Abel asiste con sorpresa a la declaración que Marianne le hace con una sonrisa apenas antes de salir camino del trabajo: está esperando un hijo de otro hombre. Concretamente del mejor amigo de la pareja. Según le cuenta, siempre sin perder la sonrisa, el otro ya lo sabe. Y sus padres. Y se van a casar, por lo que Abel debe abandonar el piso parisino que comparte con su novia —quizá ya no tan novia—. Tiene tiempo antes de la boda. Diez días.
Pasan diez años en los que no sucede nada reseñable, y Abel vuelve a encontrarse con Marianne. Ella ahora es madre de un chaval de ojos despiertos y viuda del que fue mejor amigo de los dos y padre del muchacho. De hecho, se reencuentran en el funeral. Ambos deciden apenas al día siguiente que, estando el otro muerto, nada les impide retomar la relación donde la dejaron, y Abel vuelve a mudarse a la casa de ella, que antaño también fue la suya. Sin embargo, el niño le pone sobre aviso: está convencido de que su madre mató a su padre con veneno.
Una narrativa que cae en lo predecible pese a lo afectado de su planteamiento, y una factura visual sencillamente correcta, dejan la película en barbecho entre el terreno de lo predecible y el de lo intrascendente.
En el funeral también estaba Eve, la hermana pequeña del fallecido, que resulta que lleva toda su vida enamorada en secreto de Abel.

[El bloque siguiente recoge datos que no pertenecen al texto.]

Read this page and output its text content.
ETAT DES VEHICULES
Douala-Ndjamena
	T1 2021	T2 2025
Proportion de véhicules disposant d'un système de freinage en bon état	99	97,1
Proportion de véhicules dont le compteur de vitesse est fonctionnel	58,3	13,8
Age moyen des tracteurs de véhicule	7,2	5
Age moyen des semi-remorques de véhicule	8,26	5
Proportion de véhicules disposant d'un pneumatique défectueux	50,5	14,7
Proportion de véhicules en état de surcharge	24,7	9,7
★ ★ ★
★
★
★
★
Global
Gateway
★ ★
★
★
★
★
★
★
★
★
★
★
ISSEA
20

Al verle de nuevo rebrota en ella la pasión de su adolescencia y vuelve a pensar en él, pero esta vez ya convertida en mujer. Su sobrino, el pequeño que piensa que su madre es una asesina, le chiva a la enamorada las intimidades de Marianne con Abel en la cama, pues se dedica a espiarles con el micrófono de su teléfono móvil. Y Eve, al notar que en esa habitación no está sucediendo nada trascendente, decide plantar batalla a Marianne: en medio de la calle le exige que le entregue a Abel, o que se prepare para la guerra.
Relatada con aire sofisticado, la comedia dramática escrita y dirigida —y protagonizada— por Louis Garrel trae a la gran pantalla una historia en la que un hombre indefenso y algo pusilánime queda enredado entre las voluntades de dos mujeres de carácter. La primera es interpretada por la exmodelo Laetitia Casta, esposa del director-guionista en la vida real; la segunda, por Lily-Rose Depp, hija de Johnny.
Aunque la interpretación de este incuestionablemente atractivo trío —quizá sea más exacto decir triángulo— es solvente, la película parece querer elevar lo anecdótico a altas costas de profundidad. La perspectiva múltiple, exagerada mediante la voz en off de cada uno de los personajes principales que van narrando su vida y pensamientos, aporta un punto de interés a una historia con muy escasos instantes realmente cómicos o dramáticos. Una narrativa que cae en lo predecible pese a lo afectado de su planteamiento, y una factura visual sencillamente correcta, dejan la película en barbecho entre el terreno de lo predecible y el de lo intrascendente.